Chapter 41

SEPTEMBER

14, 1791

THE KING HAS SIGNED THE CONSTITUTION INTO LAW THIS morning. France is to be a constitutional monarchy, with an assembly that will share power with the king. A hundred years from now, perhaps even five hundred, this will be a day remembered by the people of France, possibly by people across the world. The rejoicing in the streets has already begun. Henri and Jacques are to launch a balloon over the Champ-de-Mars announcing an end to the Revolution.

At sunset, we ride to the Champ-de-Mars, where people are already filling the stands. Two months ago, this was the scene of a massacre. A group of angry citizens, gathered to sign a petition to overthrow the king, became unruly. Lafayette appeared with his National Guard, and when the petitioners began throwing stones at the soldiers, shots were fired. Thirty men were killed, and Marat’s L’Ami du Peuple called it the Champ-de-Mars Massacre. The papers turned against Lafayette.

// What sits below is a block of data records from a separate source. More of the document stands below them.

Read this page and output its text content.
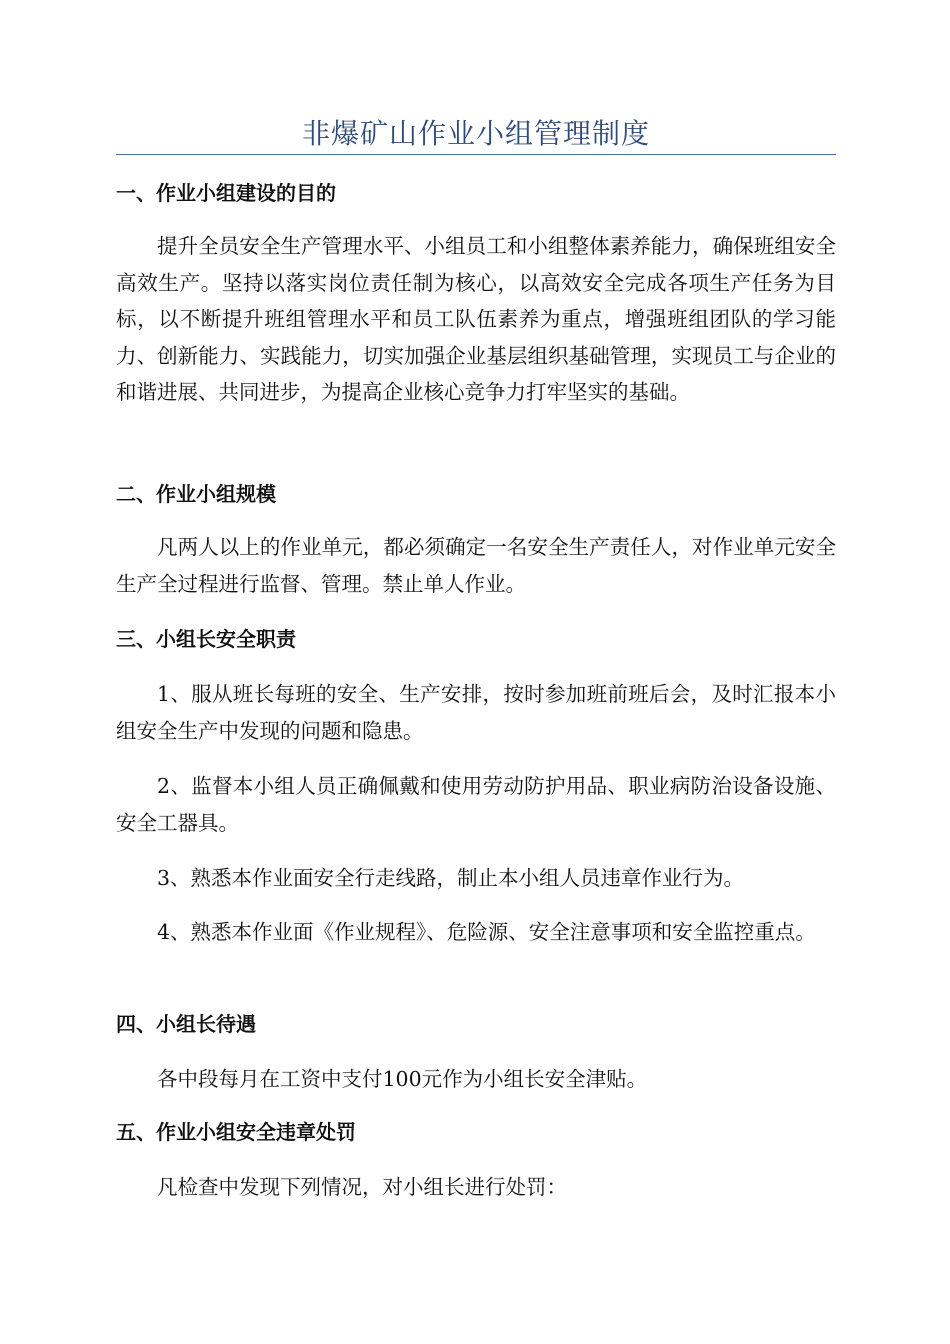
非爆矿山作业小组管理制度
一、作业小组建设的目的

提升全员安全生产管理水平、小组员工和小组整体素养能力，确保班组安全高效生产。坚持以落实岗位责任制为核心，以高效安全完成各项生产任务为目标，以不断提升班组管理水平和员工队伍素养为重点，增强班组团队的学习能力、创新能力、实践能力，切实加强企业基层组织基础管理，实现员工与企业的和谐进展、共同进步，为提高企业核心竞争力打牢坚实的基础。

二、作业小组规模

凡两人以上的作业单元，都必须确定一名安全生产责任人，对作业单元安全生产全过程进行监督、管理。禁止单人作业。

三、小组长安全职责

1、服从班长每班的安全、生产安排，按时参加班前班后会，及时汇报本小组安全生产中发现的问题和隐患。

2、监督本小组人员正确佩戴和使用劳动防护用品、职业病防治设备设施、安全工器具。

3、熟悉本作业面安全行走线路，制止本小组人员违章作业行为。

4、熟悉本作业面《作业规程》、危险源、安全注意事项和安全监控重点。

四、小组长待遇

各中段每月在工资中支付100元作为小组长安全津贴。

五、作业小组安全违章处罚

凡检查中发现下列情况，对小组长进行处罚：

And when it emerged that the queen had slipped past him on the night the royal family escaped, men like Robespierre started to speak openly against him.

But today, the crowds are joyful. Jacques has brought the wicker basket and the balloon, and both have been arranged in the grassy center of the stadium so that thousands of people can watch it take flight. Henri asks if my mother and I would like to hang tricolor ribbons from the gondola, and while we’re helping, a woman comes up to Henri and asks, “Are you one of the Charles brothers?”

“I am,” he says.

She claps her hands. “Then this must be the Charlière!” She looks up at the giant gold balloon—a color chosen in my honor—then back at Henri. “I am a great admirer of men of science.”

Henri grins. “Are you?”

“Oh yes.” She is dressed in a revealing chemise gown with a fetching bonnet of blue and white.

“Well, perhaps you can express your admiration to Jacques. My brother enjoys speaking with devotees.”

She looks at Jacques, with his heavy jowls and protruding belly. “I think I would prefer to speak with you.”

“I’m sorry,” he says kindly. “We are busy here, and my fiancée is the extremely jealous type.”

“Henri!” I exclaim.

He laughs. “If you’ll excuse me.”

The young woman studies me with a critical eye, then turns on her heel.

“Your fame precedes you,” I say.

He sighs. “Just another day for the Charles brothers.”

“Or at least Henri Charles,” I whisper. I wonder how many times this happens to him in his exhibition. If we were married, then I suppose I would know. “Tell me about the balloon,” I say.

“What? Are you an admirer as well?”

“Very much so.”

“Well, what do you want to know?”

“Explain to us the difference between using hot air and hydrogen,” Wolfgang says.

“Wolfgang!” My brother has arrived with Curtius and Abrielle. “What are you doing here?”

“What—captains aren’t allowed to watch the festivities?” My brother and I embrace while my mother rushes to take Michael from Abrielle. My little nephew shrieks with delight. It has been eight weeks since we’ve seen him. We live only twenty minutes away, but the work in the Salon never stops. He is all big cheeks and wispy blond hair. He wraps his chubby arms around his grandmother’s neck, and everyone praises him for looking like his parents.

“When will he walk?” I ask Abrielle.

“Oh, not until November or December I should think.”

I know nothing about children, and even less about how they learn to walk and talk.

“Don’t look so worried.” She laughs. “You’ll learn all about children once you are pregnant. It’s the only thing anyone will want to talk to you about.”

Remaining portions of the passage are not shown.